Yeah this is Bob's first record contract, made with Clement "Sir Coxsone" Dodd of Studio One and co-signed by his aunt because he was under 21. I took it to Black Rock to argue with CBS' lawyers about the royalties they didn't want to pay. They paid.
MATRIX MUSICAL
The Matrix was built below among some of the world's most powerfully moving music, some of it made by people barely known beyond village borders.
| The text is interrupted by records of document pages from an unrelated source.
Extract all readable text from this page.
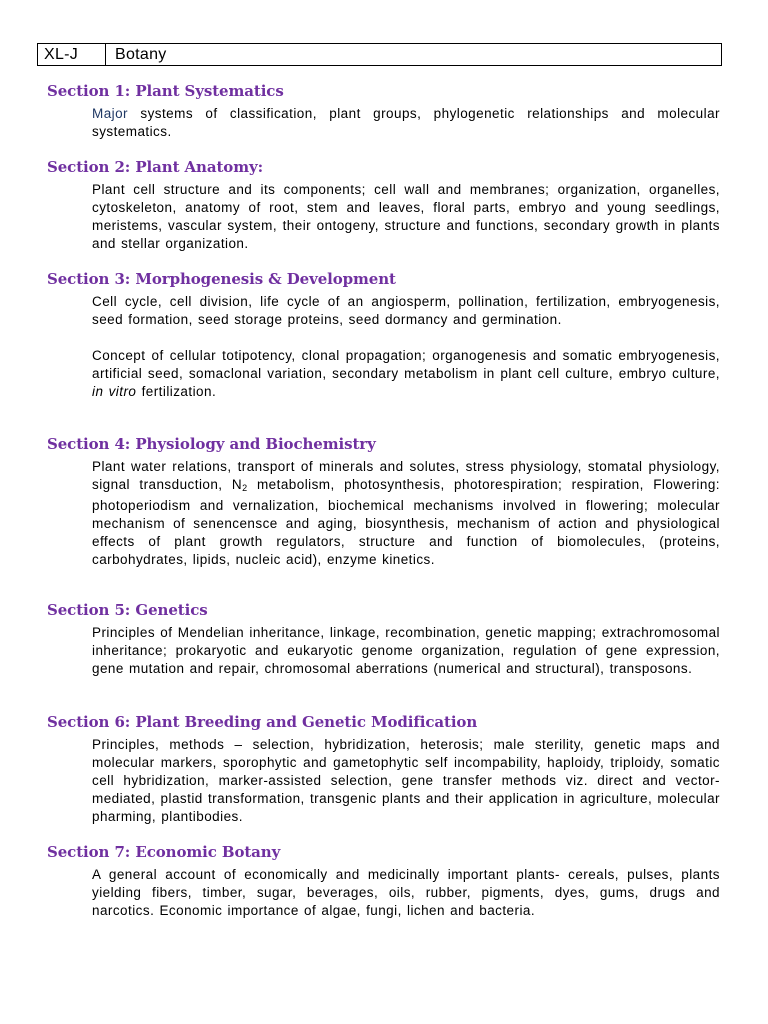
XL-J	Botany
Section 1: Plant Systematics

Major systems of classification, plant groups, phylogenetic relationships and molecular systematics.

Section 2: Plant Anatomy:

Plant cell structure and its components; cell wall and membranes; organization, organelles, cytoskeleton, anatomy of root, stem and leaves, floral parts, embryo and young seedlings, meristems, vascular system, their ontogeny, structure and functions, secondary growth in plants and stellar organization.

Section 3: Morphogenesis & Development

Cell cycle, cell division, life cycle of an angiosperm, pollination, fertilization, embryogenesis, seed formation, seed storage proteins, seed dormancy and germination.

Concept of cellular totipotency, clonal propagation; organogenesis and somatic embryogenesis, artificial seed, somaclonal variation, secondary metabolism in plant cell culture, embryo culture, in vitro fertilization.

Section 4: Physiology and Biochemistry

Plant water relations, transport of minerals and solutes, stress physiology, stomatal physiology, signal transduction, $N_2$ metabolism, photosynthesis, photorespiration; respiration, Flowering: photoperiodism and vernalization, biochemical mechanisms involved in flowering; molecular mechanism of senencensce and aging, biosynthesis, mechanism of action and physiological effects of plant growth regulators, structure and function of biomolecules, (proteins, carbohydrates, lipids, nucleic acid), enzyme kinetics.

Section 5: Genetics

Principles of Mendelian inheritance, linkage, recombination, genetic mapping; extrachromosomal inheritance; prokaryotic and eukaryotic genome organization, regulation of gene expression, gene mutation and repair, chromosomal aberrations (numerical and structural), transposons.

Section 6: Plant Breeding and Genetic Modification

Principles, methods – selection, hybridization, heterosis; male sterility, genetic maps and molecular markers, sporophytic and gametophytic self incompability, haploidy, triploidy, somatic cell hybridization, marker-assisted selection, gene transfer methods viz. direct and vector-mediated, plastid transformation, transgenic plants and their application in agriculture, molecular pharming, plantibodies.

Section 7: Economic Botany

A general account of economically and medicinally important plants- cereals, pulses, plants yielding fibers, timber, sugar, beverages, oils, rubber, pigments, dyes, gums, drugs and narcotics. Economic importance of algae, fungi, lichen and bacteria.
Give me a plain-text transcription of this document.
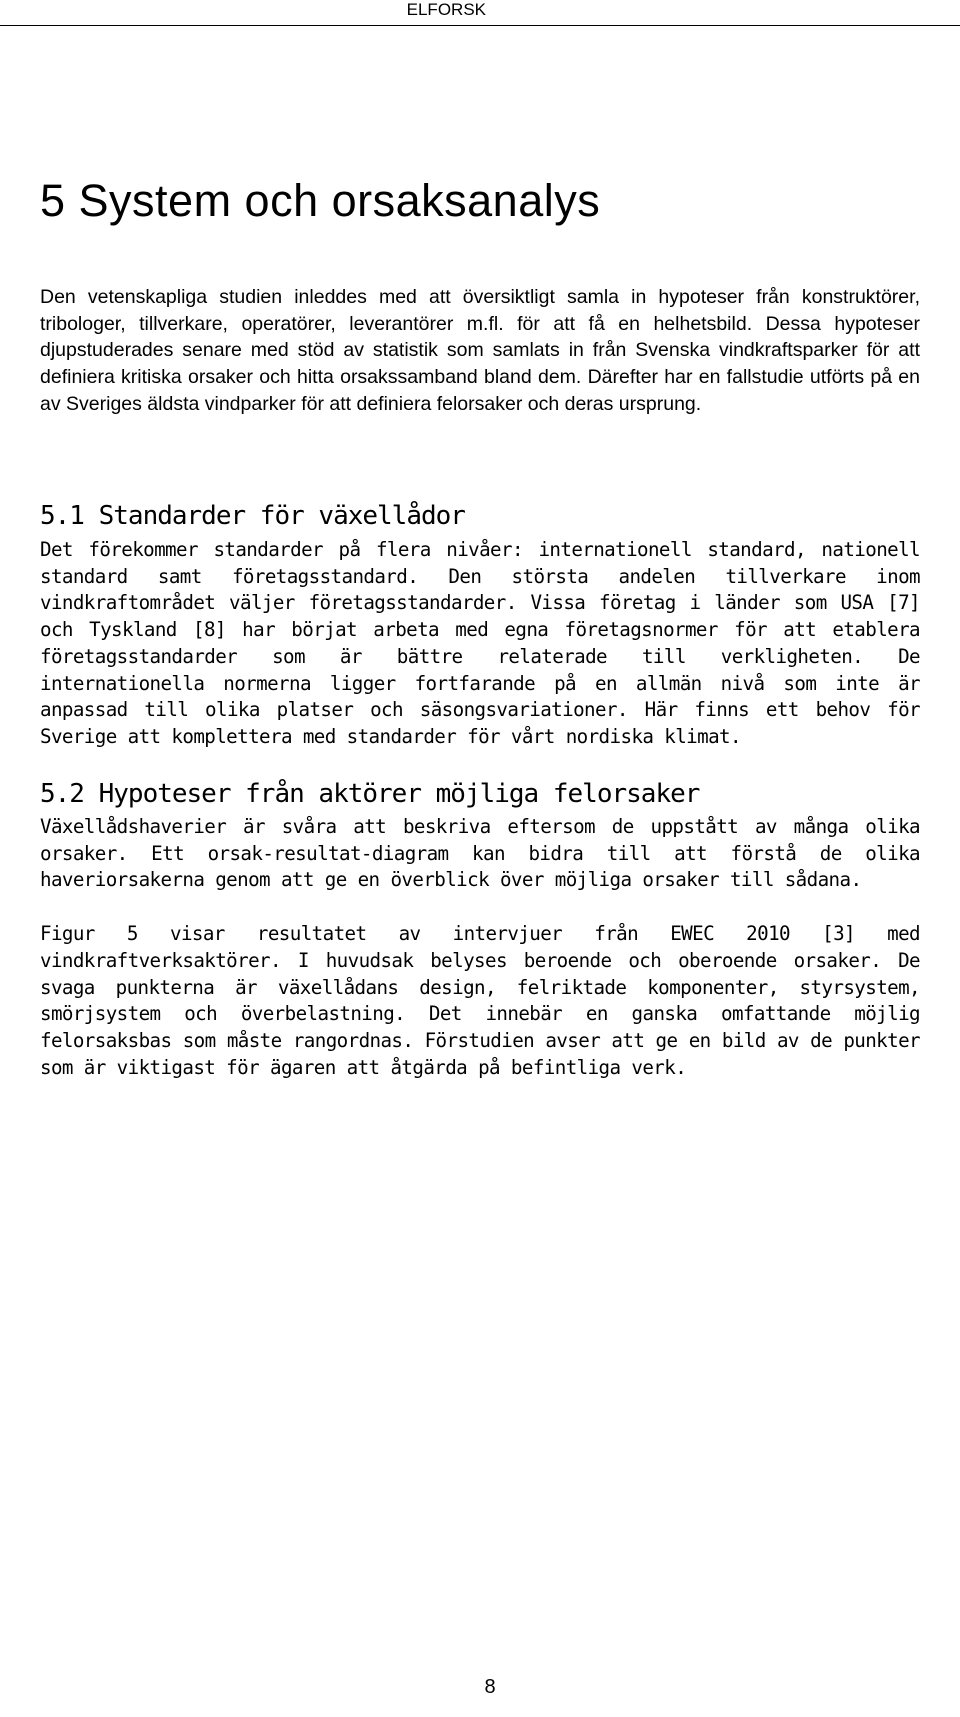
ELFORSK
5 System och orsaksanalys

Den vetenskapliga studien inleddes med att översiktligt samla in hypoteser från konstruktörer, tribologer, tillverkare, operatörer, leverantörer m.fl. för att få en helhetsbild. Dessa hypoteser djupstuderades senare med stöd av statistik som samlats in från Svenska vindkraftsparker för att definiera kritiska orsaker och hitta orsakssamband bland dem. Därefter har en fallstudie utförts på en av Sveriges äldsta vindparker för att definiera felorsaker och deras ursprung.

5.1 Standarder för växellådor

Det förekommer standarder på flera nivåer: internationell standard, nationell standard samt företagsstandard. Den största andelen tillverkare inom vindkraftområdet väljer företagsstandarder. Vissa företag i länder som USA [7] och Tyskland [8] har börjat arbeta med egna företagsnormer för att etablera företagsstandarder som är bättre relaterade till verkligheten. De internationella normerna ligger fortfarande på en allmän nivå som inte är anpassad till olika platser och säsongsvariationer. Här finns ett behov för Sverige att komplettera med standarder för vårt nordiska klimat.

5.2 Hypoteser från aktörer möjliga felorsaker

Växellådshaverier är svåra att beskriva eftersom de uppstått av många olika orsaker. Ett orsak-resultat-diagram kan bidra till att förstå de olika haveriorsakerna genom att ge en överblick över möjliga orsaker till sådana.

Figur 5 visar resultatet av intervjuer från EWEC 2010 [3] med vindkraftverksaktörer. I huvudsak belyses beroende och oberoende orsaker. De svaga punkterna är växellådans design, felriktade komponenter, styrsystem, smörjsystem och överbelastning. Det innebär en ganska omfattande möjlig felorsaksbas som måste rangordnas. Förstudien avser att ge en bild av de punkter som är viktigast för ägaren att åtgärda på befintliga verk.

8
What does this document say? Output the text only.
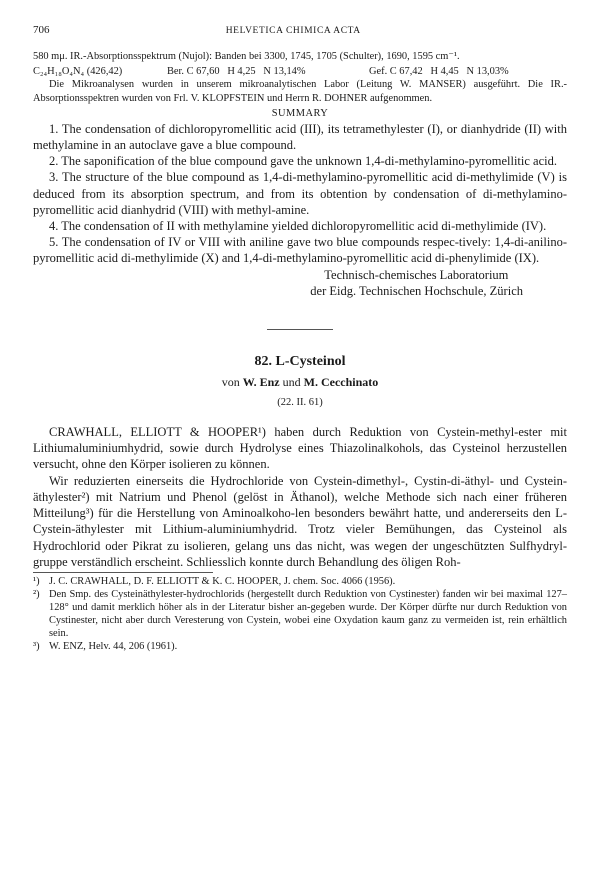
706	HELVETICA CHIMICA ACTA
580 mμ. IR.-Absorptionsspektrum (Nujol): Banden bei 3300, 1745, 1705 (Schulter), 1690, 1595 cm⁻¹.
C₂₄H₁₈O₄N₄ (426,42)	Ber. C 67,60   H 4,25   N 13,14%	Gef. C 67,42   H 4,45   N 13,03%
Die Mikroanalysen wurden in unserem mikroanalytischen Labor (Leitung W. MANSER) ausgeführt. Die IR.-Absorptionsspektren wurden von Frl. V. KLOPFSTEIN und Herrn R. DOHNER aufgenommen.
SUMMARY

1. The condensation of dichloropyromellitic acid (III), its tetramethylester (I), or dianhydride (II) with methylamine in an autoclave gave a blue compound.

2. The saponification of the blue compound gave the unknown 1,4-di-methylamino-pyromellitic acid.

3. The structure of the blue compound as 1,4-di-methylamino-pyromellitic acid di-methylimide (V) is deduced from its absorption spectrum, and from its obtention by condensation of di-methylamino-pyromellitic acid dianhydrid (VIII) with methyl-amine.

4. The condensation of II with methylamine yielded dichloropyromellitic acid di-methylimide (IV).

5. The condensation of IV or VIII with aniline gave two blue compounds respec-tively: 1,4-di-anilino-pyromellitic acid di-methylimide (X) and 1,4-di-methylamino-pyromellitic acid di-phenylimide (IX).

Technisch-chemisches Laboratorium
der Eidg. Technischen Hochschule, Zürich
82. L-Cysteinol
von W. Enz und M. Cecchinato
(22. II. 61)

CRAWHALL, ELLIOTT & HOOPER¹) haben durch Reduktion von Cystein-methyl-ester mit Lithiumaluminiumhydrid, sowie durch Hydrolyse eines Thiazolinalkohols, das Cysteinol herzustellen versucht, ohne den Körper isolieren zu können.

Wir reduzierten einerseits die Hydrochloride von Cystein-dimethyl-, Cystin-di-äthyl- und Cystein-äthylester²) mit Natrium und Phenol (gelöst in Äthanol), welche Methode sich nach einer früheren Mitteilung³) für die Herstellung von Aminoalkoho-len besonders bewährt hatte, und andererseits den L-Cystein-äthylester mit Lithium-aluminiumhydrid. Trotz vieler Bemühungen, das Cysteinol als Hydrochlorid oder Pikrat zu isolieren, gelang uns das nicht, was wegen der ungeschützten Sulfhydryl-gruppe verständlich erscheint. Schliesslich konnte durch Behandlung des öligen Roh-

¹) J. C. CRAWHALL, D. F. ELLIOTT & K. C. HOOPER, J. chem. Soc. 4066 (1956).
²) Den Smp. des Cysteinäthylester-hydrochlorids (hergestellt durch Reduktion von Cystinester) fanden wir bei maximal 127–128° und damit merklich höher als in der Literatur bisher an-gegeben wurde. Der Körper dürfte nur durch Reduktion von Cystinester, nicht aber durch Veresterung von Cystein, wobei eine Oxydation kaum ganz zu vermeiden ist, rein erhältlich sein.
³) W. ENZ, Helv. 44, 206 (1961).
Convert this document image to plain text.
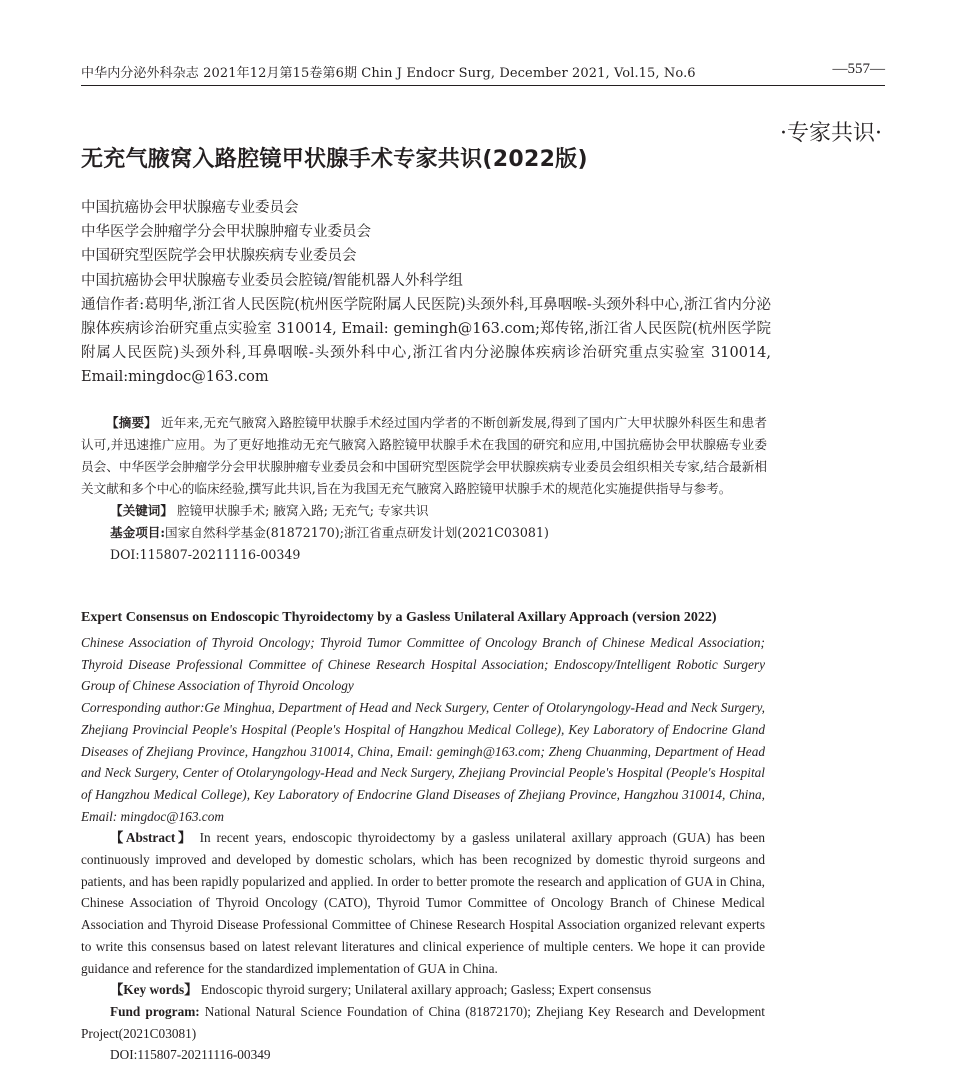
中华内分泌外科杂志 2021年12月第15卷第6期 Chin J Endocr Surg, December 2021, Vol.15, No.6	—557—
·专家共识·
无充气腋窝入路腔镜甲状腺手术专家共识(2022版)
中国抗癌协会甲状腺癌专业委员会
中华医学会肿瘤学分会甲状腺肿瘤专业委员会
中国研究型医院学会甲状腺疾病专业委员会
中国抗癌协会甲状腺癌专业委员会腔镜/智能机器人外科学组
通信作者:葛明华,浙江省人民医院(杭州医学院附属人民医院)头颈外科,耳鼻咽喉-头颈外科中心,浙江省内分泌腺体疾病诊治研究重点实验室 310014, Email: gemingh@163.com;郑传铭,浙江省人民医院(杭州医学院附属人民医院)头颈外科,耳鼻咽喉-头颈外科中心,浙江省内分泌腺体疾病诊治研究重点实验室 310014, Email:mingdoc@163.com

【摘要】 近年来,无充气腋窝入路腔镜甲状腺手术经过国内学者的不断创新发展,得到了国内广大甲状腺外科医生和患者认可,并迅速推广应用。为了更好地推动无充气腋窝入路腔镜甲状腺手术在我国的研究和应用,中国抗癌协会甲状腺癌专业委员会、中华医学会肿瘤学分会甲状腺肿瘤专业委员会和中国研究型医院学会甲状腺疾病专业委员会组织相关专家,结合最新相关文献和多个中心的临床经验,撰写此共识,旨在为我国无充气腋窝入路腔镜甲状腺手术的规范化实施提供指导与参考。

【关键词】 腔镜甲状腺手术; 腋窝入路; 无充气; 专家共识
基金项目:国家自然科学基金(81872170);浙江省重点研发计划(2021C03081)
DOI:115807-20211116-00349
Expert Consensus on Endoscopic Thyroidectomy by a Gasless Unilateral Axillary Approach (version 2022)

Chinese Association of Thyroid Oncology; Thyroid Tumor Committee of Oncology Branch of Chinese Medical Association; Thyroid Disease Professional Committee of Chinese Research Hospital Association; Endoscopy/Intelligent Robotic Surgery Group of Chinese Association of Thyroid Oncology

Corresponding author:Ge Minghua, Department of Head and Neck Surgery, Center of Otolaryngology-Head and Neck Surgery, Zhejiang Provincial People's Hospital (People's Hospital of Hangzhou Medical College), Key Laboratory of Endocrine Gland Diseases of Zhejiang Province, Hangzhou 310014, China, Email: gemingh@163.com; Zheng Chuanming, Department of Head and Neck Surgery, Center of Otolaryngology-Head and Neck Surgery, Zhejiang Provincial People's Hospital (People's Hospital of Hangzhou Medical College), Key Laboratory of Endocrine Gland Diseases of Zhejiang Province, Hangzhou 310014, China, Email: mingdoc@163.com

【Abstract】 In recent years, endoscopic thyroidectomy by a gasless unilateral axillary approach (GUA) has been continuously improved and developed by domestic scholars, which has been recognized by domestic thyroid surgeons and patients, and has been rapidly popularized and applied. In order to better promote the research and application of GUA in China, Chinese Association of Thyroid Oncology (CATO), Thyroid Tumor Committee of Oncology Branch of Chinese Medical Association and Thyroid Disease Professional Committee of Chinese Research Hospital Association organized relevant experts to write this consensus based on latest relevant literatures and clinical experience of multiple centers. We hope it can provide guidance and reference for the standardized implementation of GUA in China.

【Key words】 Endoscopic thyroid surgery; Unilateral axillary approach; Gasless; Expert consensus

Fund program: National Natural Science Foundation of China (81872170); Zhejiang Key Research and Development Project(2021C03081)

DOI:115807-20211116-00349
Or in the case of Sodré, his anthem A MASSA — a paean to Brazil's poor ("our pain is the pain of a timid boy, a calf stepped on...") — having blasted from every radio between the Amazon and Brazil's industrial south, before he was silenced. (that's me left, with David Dye & Kim Junod for U.S. National Public Radio) ... The Matrix started with Sodré, with João do Boi, with Roberto Mendes, with Bule Bule, with Roque Ferreira... music rooted in the sugarcane plantations of Bahia. Hence our logo (a cane cutter).